C’est le cas pour Vieux et Gros, qui apprécient leurs échanges éphémères.

Quand on prend la peine de l’écouter, c’est quelqu’un qui peut nous donner des leçons de vie.

Gautier Langevin, de son appartement du quartier Villeray

Vieux n’est pas sans problèmes. C’est un toxicomane notoire, précise Gros, qui s’inquiète pour lui ces jours-ci. Le vieil homme a un toit dans une maison de chambres, mais ne reçoit plus de visites des travailleurs sociaux en raison de la pandémie.

« J’ai appelé à la maison pour avoir des nouvelles, mais je suis toujours en attente d’une réponse. Les travailleurs sociaux ne font plus de tournées, et je ne veux pas les blâmer, ils respectent les consignes de sécurité », raconte Gros.

« Je pense beaucoup à lui, ces temps-ci. Même s’il a un toit sur sa tête, je sais que l’isolement volontaire, ça doit être tough […]. Depuis que je suis confiné chez moi, je n’ai plus de nouvelles de mon vieux préféré », raconte Gautier Langevin dans une lettre qu’il a publiée ce samedi comme une bouteille lancée à la mer.

>> Lisez la lettre

Alors que la COVID-19 met le Québec sur pause, l’attaché politique espère retrouver son vieux philosophe en forme.
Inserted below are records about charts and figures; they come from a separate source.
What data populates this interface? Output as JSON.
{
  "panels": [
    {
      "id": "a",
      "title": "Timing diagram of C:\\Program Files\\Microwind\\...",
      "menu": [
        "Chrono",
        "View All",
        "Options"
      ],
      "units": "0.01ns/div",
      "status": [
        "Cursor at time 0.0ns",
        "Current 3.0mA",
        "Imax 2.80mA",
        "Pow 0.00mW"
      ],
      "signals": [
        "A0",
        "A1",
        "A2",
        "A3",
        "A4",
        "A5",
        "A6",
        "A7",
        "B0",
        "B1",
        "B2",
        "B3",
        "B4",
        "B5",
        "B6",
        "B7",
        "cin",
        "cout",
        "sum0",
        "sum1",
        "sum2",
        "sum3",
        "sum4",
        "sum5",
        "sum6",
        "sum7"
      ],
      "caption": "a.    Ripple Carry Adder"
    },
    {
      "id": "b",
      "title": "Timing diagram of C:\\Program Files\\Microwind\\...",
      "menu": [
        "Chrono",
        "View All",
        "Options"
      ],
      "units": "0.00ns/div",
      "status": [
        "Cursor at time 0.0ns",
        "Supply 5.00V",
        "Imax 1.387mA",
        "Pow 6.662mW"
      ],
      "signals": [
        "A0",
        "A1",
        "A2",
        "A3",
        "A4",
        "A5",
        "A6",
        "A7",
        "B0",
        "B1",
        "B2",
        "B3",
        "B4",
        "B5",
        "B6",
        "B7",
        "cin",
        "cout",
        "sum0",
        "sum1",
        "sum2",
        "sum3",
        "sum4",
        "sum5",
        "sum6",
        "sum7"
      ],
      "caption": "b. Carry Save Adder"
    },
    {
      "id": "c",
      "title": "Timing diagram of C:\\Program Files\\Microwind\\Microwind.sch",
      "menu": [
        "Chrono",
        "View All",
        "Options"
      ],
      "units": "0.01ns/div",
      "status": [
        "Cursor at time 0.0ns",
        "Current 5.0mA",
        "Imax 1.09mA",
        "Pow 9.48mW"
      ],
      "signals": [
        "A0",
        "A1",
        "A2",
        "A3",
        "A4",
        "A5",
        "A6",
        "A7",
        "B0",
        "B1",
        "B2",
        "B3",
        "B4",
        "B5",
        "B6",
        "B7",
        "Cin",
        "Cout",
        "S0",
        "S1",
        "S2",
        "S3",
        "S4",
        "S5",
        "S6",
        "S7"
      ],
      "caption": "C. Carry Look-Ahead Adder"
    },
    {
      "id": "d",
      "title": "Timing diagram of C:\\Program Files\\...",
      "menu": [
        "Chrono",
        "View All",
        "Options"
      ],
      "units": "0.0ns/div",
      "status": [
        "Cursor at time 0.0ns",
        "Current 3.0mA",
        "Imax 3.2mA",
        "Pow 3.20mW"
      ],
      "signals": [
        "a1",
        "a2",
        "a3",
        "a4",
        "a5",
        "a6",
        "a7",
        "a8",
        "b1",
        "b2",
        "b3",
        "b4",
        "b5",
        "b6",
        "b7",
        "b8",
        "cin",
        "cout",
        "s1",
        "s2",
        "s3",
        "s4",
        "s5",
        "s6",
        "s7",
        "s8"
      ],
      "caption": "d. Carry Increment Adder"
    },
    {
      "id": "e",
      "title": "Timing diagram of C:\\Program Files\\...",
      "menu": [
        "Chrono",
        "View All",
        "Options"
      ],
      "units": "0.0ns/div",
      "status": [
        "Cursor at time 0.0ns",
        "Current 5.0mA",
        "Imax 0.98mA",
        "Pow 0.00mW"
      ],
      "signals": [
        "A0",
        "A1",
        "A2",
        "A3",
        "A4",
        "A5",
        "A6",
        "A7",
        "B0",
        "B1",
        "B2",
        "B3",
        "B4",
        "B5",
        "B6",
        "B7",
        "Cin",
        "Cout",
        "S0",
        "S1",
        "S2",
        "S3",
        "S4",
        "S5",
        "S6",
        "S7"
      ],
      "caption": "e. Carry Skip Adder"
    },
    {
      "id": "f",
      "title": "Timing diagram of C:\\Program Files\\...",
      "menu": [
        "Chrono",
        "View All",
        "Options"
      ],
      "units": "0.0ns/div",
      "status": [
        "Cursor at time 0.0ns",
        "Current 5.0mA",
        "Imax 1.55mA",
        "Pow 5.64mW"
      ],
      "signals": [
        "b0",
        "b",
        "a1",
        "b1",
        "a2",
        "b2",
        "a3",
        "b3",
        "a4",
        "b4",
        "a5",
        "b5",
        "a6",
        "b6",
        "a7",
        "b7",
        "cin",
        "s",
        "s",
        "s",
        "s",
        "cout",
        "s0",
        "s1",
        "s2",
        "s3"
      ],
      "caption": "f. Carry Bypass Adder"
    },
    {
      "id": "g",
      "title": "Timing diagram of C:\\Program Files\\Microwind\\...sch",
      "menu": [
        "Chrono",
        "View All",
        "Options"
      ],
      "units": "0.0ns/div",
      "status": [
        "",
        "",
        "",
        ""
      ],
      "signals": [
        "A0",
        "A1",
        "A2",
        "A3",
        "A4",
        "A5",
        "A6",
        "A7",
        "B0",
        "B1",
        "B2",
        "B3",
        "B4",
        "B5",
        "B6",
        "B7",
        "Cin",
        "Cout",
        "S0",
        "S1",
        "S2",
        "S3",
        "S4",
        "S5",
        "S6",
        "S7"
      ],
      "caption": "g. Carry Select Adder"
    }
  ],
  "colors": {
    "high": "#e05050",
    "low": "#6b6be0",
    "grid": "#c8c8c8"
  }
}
« Ce serait facile de se dire que c’est son problème, qu’il soit toxicomane ; qu’on pleurera quand même pas pour un junky qui aura pas sa dose de free base à cause d’une pandémie. Mais je peux pas m’empêcher. Je pense aux conséquences d’un sevrage prolongé sur le bonhomme qui vient de toper les 70 ans, pis maudit que je m’inquiète. […] Parce que la dernière fois que je l’ai vu, je lui ai fait une petite épicerie, je lui ai donné dix piastres, mais quand il m’a invité à m’asseoir avec lui pour partager un café, j’ai refusé. Parce que j’ai eu la chienne. Parce que je devais tenir mes deux mètres de distance », écrit-il.

Dans les bureaux de circonscription, il y a des gens comme Gros, comme Gautier Langevin. Et aujourd’hui, il voudrait dire à tous ceux qui pourraient croiser Vieux, et les autres personnes marginalisées de la société, de prendre soin d’eux.

Pour que recommencent, après la pandémie, les pauses philosophie du midi.